Making my own peanut butter pie crust sundaes
This is about ice cream. But also more than ice cream.
I was with my ex the first time I tasted a peanut butter pie crust sundae. At that time he was not my ex, of course—he was my very new boyfriend. I was the perfect age to shout-sing Taylor Swift (when you’re fifteen and somebody tells you they love you, you’re gonna believe them) and mold my identity around everyone I liked, pushing against their boundaries in lieu of forming any of my own.
It was a delicious sundae. I’d been to my hometown’s local ice cream chain many times before—I still carry golden memories of using the uneven exterior beneath the walk-up window as a little kid rock climbing wall—but I’d never ordered anything except vanilla soft serve with krunch kote. The peanut butter pie crust was a revelation.
It was his revelation.
My ex knew about this delicious thing—hot fudge, peanut butter, graham cracker crumble perfection—first, and he shared it with me, and I felt that bonded us more deeply. Even when I ordered our favorite sundae without him present on the increasingly rare occasions I hung out with my high school best friend or sister, I thought about Matt. Peanut butter pie crusts were ours. Everything we did together, even just a single time, was ours. My world existed in shades of him.
But then I left.
I mean, it wasn’t that simple, my departure. Those months, after so many years, were a snotty-teared mess. But finally I came out of “us” as “just me”, and even though we weren’t yet married (I had to cancel the DJ and photographer, deposits lost) I found myself internally battling for custody.
We didn’t have property or pets or children. But we had our own version of a life, the kind college students can easily build: favorite restaurants and TV shows and memories. Prom photographs. Mutual friends. Peanut butter pie crust sundaes. We were too young when we started dating. (I was too young.) I’d yet to build my own sense of self, and he was too willing to act as my backstop, and so I became his shadow, his shape, his image—“Matt’s girlfriend”, not “Haley as a person”.
What was ours and what was his and what was mine?
I wish I could tell you I ordered the damn sundaes and stopped thinking about him. That I still played “On My Way” by Phil Collins just because I liked it. That I said “these preferences are pretty tiny and trivial, anyway, and they don’t have to have anything to do with him”. In reality? My stamina improved, and I jogged faster over time, but the memories stayed on my heels.
When I started dating Sean, we went to our my beloved ice cream chain before I was ready. “We passed a soft serve place that sells one pound cones!” my new boyfriend announced when I arrived to stay with him and a few other friends at an up-north cabin. “We have to go!”
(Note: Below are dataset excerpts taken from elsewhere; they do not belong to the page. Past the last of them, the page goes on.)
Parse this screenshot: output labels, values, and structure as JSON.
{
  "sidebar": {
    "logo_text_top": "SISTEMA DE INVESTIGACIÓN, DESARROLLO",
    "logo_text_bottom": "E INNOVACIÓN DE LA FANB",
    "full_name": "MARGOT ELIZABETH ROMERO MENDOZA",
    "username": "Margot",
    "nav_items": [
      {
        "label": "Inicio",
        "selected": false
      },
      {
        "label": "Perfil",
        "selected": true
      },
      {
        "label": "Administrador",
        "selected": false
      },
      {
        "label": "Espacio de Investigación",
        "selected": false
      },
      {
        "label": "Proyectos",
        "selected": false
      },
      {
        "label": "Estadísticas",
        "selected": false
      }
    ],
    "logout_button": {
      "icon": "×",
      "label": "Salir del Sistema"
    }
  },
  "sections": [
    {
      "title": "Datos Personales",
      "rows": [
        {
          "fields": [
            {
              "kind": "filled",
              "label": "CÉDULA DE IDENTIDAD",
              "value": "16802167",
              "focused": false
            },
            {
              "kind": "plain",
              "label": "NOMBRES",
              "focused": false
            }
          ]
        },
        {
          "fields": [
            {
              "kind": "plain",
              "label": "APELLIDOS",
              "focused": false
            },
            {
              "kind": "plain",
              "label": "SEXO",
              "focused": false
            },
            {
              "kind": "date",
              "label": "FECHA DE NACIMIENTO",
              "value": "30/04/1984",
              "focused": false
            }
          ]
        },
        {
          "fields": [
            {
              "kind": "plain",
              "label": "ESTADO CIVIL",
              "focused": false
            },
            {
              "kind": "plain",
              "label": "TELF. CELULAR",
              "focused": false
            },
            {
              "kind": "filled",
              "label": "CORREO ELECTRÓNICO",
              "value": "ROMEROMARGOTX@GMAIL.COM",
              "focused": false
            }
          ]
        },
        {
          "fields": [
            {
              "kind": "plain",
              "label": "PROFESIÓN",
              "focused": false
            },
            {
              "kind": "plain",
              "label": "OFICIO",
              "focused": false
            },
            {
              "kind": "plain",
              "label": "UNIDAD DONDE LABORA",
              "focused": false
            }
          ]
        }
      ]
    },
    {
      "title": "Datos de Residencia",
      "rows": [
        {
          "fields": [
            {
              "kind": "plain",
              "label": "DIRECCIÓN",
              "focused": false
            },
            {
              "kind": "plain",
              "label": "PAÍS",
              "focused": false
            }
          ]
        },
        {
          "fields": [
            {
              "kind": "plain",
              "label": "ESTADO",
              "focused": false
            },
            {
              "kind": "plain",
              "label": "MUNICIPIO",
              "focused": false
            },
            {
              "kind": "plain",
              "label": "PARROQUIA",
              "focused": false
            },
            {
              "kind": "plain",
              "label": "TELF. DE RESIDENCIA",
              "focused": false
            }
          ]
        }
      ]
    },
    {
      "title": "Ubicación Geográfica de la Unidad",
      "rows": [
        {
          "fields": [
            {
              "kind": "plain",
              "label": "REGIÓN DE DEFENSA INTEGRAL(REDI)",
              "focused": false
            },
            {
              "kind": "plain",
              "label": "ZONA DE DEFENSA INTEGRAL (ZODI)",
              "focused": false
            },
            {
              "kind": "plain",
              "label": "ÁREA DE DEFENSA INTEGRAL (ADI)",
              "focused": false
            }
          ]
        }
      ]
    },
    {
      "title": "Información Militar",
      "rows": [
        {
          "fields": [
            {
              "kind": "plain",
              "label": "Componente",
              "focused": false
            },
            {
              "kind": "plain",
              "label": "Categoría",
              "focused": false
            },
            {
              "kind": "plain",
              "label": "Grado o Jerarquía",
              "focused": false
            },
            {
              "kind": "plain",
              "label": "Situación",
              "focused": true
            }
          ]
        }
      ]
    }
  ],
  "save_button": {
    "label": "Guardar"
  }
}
“I grew up in Wausau! Of course I know Briq’s,” I said. It still makes me think of Matt, I didn’t.
I told Sean to order the peanut butter pie crust. The employees made it wrong—no hot fudge—which was a disappointing introduction to the deliciousness. But I realized, sitting there with our friends as Sophie joked about how Sean can “do bad things to ice cream” (he did indeed order the one pound version), that to them peanut butter pie crust sundaes were Haley’s recommendation. They were my preference. Just mine.
It was a start.
Still, over the years when we visited my hometown and ordered Briq’s, stubborn and unwelcome recollections sometimes insisted on tagging along. You build new memories on top of old ones, you round out your life, but there’s no rewrite button. Reclamation is a slow process.
Until finally… the old foundation just crumbles. And you get in there to chuck out the debris and realize you breathe so much better without the moldy stench you’d somehow grown used to and erroneously accepted as a fact of life. You shout-sing from a later Taylor Swift album, now: I think I am finally clean.
This past summer Sean and I started making homemade peanut butter pie crust sundaes. The recipe: Melt peanut butter and dark chocolate chips in a mug, stirring to a smooth consistency. Scoop a hearty amount of Häagen-Dazs vanilla bean (vanilla bean, not just vanilla) ice cream on top. Sprinkle crushed pie crust (we like to buy the miniature premade ones in a six pack) over the whole thing. Then savor, passing back and forth after every spoonful, sharing the joy.
These sundaes are a new ours. They are not just an experience we happened to share once, to which I assigned unreasonable importance—they are an intentional creation inspired by old tastes and made even better. A tiny thing, to be sure, but a thing we built together.
One of many, many things we built together.